Tesla achieved its highest quarterly revenue ever, yet profits fell sharply. Rising tariffs, higher research costs, and intense competition pressured earnings despite strong sales.
Revenue rises while profits decline
For the quarter ending September, Tesla reported $28 billion (£21 billion) in revenue, up 12% from last year. Profits dropped 37% due to tariffs and increased research and development spending.
Investors reacted cautiously. Tesla shares fell 3.8% in after-hours trading. Still, the company’s market value remains around $1.4 trillion, fueled by confidence in Elon Musk’s ambitions in AI and robotics.
Tax credit rush boosts US sales
Tesla reversed a decline in quarterly sales as American buyers rushed to claim federal tax credits of up to $7,500 before they expired in September.

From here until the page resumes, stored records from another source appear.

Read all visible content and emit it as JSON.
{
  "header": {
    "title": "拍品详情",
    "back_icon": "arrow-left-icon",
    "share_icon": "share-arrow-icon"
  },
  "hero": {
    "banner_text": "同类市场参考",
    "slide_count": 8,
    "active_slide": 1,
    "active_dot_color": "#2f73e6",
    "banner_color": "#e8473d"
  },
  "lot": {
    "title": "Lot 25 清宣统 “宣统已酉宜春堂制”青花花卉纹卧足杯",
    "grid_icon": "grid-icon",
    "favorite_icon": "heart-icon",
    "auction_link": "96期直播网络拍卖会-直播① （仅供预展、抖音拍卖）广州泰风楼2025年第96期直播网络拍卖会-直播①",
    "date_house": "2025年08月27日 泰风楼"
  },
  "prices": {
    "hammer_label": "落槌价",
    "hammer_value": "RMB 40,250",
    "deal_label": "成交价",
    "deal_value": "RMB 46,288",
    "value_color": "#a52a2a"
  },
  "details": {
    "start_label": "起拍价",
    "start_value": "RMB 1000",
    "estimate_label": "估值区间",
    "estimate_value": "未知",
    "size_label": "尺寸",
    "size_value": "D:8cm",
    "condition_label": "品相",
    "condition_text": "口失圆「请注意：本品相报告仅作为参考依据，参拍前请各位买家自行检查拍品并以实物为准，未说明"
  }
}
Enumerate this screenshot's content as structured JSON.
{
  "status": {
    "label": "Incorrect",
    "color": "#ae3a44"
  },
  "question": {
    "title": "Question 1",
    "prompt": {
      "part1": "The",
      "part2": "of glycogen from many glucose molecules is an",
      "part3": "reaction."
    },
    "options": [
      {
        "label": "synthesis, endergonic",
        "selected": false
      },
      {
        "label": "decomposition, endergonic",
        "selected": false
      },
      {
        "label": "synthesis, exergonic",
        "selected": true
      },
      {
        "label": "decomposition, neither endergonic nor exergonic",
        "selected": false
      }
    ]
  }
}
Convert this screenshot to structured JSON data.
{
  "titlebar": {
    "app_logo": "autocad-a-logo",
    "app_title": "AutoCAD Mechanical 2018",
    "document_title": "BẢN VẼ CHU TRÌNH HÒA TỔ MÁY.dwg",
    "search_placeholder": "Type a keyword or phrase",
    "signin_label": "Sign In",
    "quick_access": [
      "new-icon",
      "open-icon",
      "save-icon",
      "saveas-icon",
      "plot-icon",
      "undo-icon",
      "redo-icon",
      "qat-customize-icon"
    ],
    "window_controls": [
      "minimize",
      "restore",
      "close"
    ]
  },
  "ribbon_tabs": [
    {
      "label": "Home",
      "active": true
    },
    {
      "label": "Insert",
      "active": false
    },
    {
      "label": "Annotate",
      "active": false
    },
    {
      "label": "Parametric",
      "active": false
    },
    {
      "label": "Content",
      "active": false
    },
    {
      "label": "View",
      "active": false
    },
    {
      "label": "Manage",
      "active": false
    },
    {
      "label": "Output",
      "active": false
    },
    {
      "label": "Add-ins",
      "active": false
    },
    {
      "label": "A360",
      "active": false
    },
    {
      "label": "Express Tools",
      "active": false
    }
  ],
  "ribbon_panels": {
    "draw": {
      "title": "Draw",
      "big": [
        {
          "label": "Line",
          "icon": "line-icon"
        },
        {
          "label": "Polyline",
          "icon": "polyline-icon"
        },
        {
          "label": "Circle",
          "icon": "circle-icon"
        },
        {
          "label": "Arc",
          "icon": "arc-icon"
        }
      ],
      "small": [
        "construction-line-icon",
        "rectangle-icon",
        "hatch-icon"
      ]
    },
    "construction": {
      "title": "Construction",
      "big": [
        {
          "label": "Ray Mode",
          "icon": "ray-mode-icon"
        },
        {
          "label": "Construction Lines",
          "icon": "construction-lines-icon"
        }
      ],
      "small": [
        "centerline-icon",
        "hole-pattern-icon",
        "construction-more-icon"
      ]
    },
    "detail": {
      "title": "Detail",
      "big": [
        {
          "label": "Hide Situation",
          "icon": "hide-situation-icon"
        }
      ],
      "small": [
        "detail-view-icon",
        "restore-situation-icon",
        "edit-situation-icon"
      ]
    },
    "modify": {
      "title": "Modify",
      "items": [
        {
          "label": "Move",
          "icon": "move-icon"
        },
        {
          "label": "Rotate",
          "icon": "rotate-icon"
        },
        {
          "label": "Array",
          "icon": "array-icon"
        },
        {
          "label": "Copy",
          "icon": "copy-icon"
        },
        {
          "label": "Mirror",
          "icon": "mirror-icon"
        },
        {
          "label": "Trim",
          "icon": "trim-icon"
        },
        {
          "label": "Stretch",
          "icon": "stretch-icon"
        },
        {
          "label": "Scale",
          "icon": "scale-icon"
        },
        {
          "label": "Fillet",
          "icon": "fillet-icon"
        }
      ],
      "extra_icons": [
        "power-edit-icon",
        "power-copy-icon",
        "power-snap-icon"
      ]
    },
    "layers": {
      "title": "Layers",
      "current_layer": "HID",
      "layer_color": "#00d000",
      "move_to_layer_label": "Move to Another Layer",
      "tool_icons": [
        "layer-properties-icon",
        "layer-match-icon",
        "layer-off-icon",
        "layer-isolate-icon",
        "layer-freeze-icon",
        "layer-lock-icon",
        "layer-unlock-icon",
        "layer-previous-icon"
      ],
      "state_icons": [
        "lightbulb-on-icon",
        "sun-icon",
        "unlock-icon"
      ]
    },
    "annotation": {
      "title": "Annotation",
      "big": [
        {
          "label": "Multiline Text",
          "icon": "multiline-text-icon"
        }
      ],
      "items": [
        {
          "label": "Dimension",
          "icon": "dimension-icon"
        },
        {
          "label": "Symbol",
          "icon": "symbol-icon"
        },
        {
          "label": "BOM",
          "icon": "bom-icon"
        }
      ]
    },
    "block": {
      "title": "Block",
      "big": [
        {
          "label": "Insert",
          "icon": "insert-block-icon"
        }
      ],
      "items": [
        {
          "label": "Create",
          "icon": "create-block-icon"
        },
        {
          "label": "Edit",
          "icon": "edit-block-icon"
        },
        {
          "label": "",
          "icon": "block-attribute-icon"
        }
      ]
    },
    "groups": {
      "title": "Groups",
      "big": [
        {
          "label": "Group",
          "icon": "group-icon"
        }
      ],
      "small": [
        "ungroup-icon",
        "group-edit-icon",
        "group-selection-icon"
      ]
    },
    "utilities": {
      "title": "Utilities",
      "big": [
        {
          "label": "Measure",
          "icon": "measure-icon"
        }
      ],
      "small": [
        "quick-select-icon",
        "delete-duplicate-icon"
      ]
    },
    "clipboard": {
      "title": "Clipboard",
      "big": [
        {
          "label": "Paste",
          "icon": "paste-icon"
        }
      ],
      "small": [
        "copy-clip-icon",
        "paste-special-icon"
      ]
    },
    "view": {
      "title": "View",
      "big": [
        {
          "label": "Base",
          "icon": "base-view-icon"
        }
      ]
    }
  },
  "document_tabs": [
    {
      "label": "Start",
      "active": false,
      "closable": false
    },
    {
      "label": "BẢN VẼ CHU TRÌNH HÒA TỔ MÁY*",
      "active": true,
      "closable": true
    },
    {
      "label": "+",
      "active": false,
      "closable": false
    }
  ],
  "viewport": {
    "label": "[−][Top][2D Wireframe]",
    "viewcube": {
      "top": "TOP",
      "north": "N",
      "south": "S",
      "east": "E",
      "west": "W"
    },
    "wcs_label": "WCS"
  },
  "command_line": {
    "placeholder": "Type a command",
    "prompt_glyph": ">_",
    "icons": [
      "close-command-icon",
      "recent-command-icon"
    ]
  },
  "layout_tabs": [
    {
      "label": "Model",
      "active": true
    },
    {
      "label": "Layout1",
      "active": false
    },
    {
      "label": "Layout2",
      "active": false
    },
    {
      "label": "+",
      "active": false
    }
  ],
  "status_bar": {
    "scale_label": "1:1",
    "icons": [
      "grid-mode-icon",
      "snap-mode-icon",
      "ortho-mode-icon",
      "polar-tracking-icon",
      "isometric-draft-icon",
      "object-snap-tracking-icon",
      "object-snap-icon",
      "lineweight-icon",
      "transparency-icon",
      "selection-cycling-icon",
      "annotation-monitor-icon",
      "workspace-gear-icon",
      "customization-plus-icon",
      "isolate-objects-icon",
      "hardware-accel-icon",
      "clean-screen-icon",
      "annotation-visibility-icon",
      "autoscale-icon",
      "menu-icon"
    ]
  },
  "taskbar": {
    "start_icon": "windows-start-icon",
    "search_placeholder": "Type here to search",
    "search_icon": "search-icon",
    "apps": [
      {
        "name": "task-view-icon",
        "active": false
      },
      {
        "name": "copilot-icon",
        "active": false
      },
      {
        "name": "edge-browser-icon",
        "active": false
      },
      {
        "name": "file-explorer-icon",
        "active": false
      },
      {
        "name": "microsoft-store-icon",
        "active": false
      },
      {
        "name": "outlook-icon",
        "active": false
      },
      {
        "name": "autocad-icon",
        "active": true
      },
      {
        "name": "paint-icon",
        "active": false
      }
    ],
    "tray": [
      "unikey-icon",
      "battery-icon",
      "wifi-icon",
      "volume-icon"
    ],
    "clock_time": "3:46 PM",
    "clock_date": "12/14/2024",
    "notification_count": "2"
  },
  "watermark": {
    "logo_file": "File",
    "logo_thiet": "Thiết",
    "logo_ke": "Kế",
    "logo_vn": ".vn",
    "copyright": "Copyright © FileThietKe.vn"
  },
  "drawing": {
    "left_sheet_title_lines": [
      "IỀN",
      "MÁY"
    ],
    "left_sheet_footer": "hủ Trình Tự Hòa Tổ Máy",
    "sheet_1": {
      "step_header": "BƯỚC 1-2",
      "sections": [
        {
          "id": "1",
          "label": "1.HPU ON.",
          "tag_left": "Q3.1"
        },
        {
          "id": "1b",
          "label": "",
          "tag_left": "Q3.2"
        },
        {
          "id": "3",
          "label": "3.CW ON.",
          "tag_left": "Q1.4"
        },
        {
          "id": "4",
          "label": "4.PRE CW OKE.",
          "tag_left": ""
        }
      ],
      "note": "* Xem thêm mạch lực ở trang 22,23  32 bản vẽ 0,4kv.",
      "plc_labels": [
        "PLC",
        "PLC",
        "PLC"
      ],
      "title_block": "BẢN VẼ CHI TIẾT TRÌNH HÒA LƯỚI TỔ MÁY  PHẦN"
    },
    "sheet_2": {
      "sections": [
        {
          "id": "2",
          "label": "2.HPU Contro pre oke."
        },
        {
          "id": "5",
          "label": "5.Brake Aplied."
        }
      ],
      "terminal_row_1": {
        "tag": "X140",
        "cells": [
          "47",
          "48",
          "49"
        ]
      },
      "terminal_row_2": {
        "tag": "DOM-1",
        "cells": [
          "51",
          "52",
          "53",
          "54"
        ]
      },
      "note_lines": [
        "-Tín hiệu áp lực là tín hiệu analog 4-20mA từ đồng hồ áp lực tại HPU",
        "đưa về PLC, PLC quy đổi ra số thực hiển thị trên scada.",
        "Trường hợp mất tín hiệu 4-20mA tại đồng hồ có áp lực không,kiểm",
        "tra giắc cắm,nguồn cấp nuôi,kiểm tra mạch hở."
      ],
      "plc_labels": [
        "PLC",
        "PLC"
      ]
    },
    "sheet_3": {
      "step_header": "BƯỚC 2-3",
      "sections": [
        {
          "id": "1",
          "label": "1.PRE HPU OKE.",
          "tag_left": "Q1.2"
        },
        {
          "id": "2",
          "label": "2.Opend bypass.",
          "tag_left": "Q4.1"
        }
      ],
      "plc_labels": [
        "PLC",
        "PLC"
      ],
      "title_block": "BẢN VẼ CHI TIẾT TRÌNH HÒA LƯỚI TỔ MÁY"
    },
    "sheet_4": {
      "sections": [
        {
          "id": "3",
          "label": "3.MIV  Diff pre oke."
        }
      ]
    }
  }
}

The surge improved Tesla’s numbers, though competitors like Ford and Hyundai reported even stronger growth.
The company also rolled out a six-seat Model Y, which proved particularly popular in China. Tesla offered incentives including five-year interest-free loans and insurance subsidies to attract more buyers.
Tariffs and research spending weigh on profits
Tariffs on imported parts and raw materials continue to challenge Tesla. Finance chief Vaibhav Taneja said these levies cost the company over $400 million last quarter.
Research and development expenses also rose, particularly in artificial intelligence. Taneja said Tesla expects spending to continue increasing as it expands automation and advanced technology projects.
Lower-cost models fail to excite investors
In October, Tesla launched cheaper versions of its Model Y and Model 3 in the US, cutting prices by about $5,000 to maintain sales after federal incentives ended.
Investors remained underwhelmed. Tesla shares fell further as markets reacted cautiously. Analysts argue Tesla’s slow rollout of affordable vehicles has allowed rivals to gain ground in the fast-growing electric vehicle market.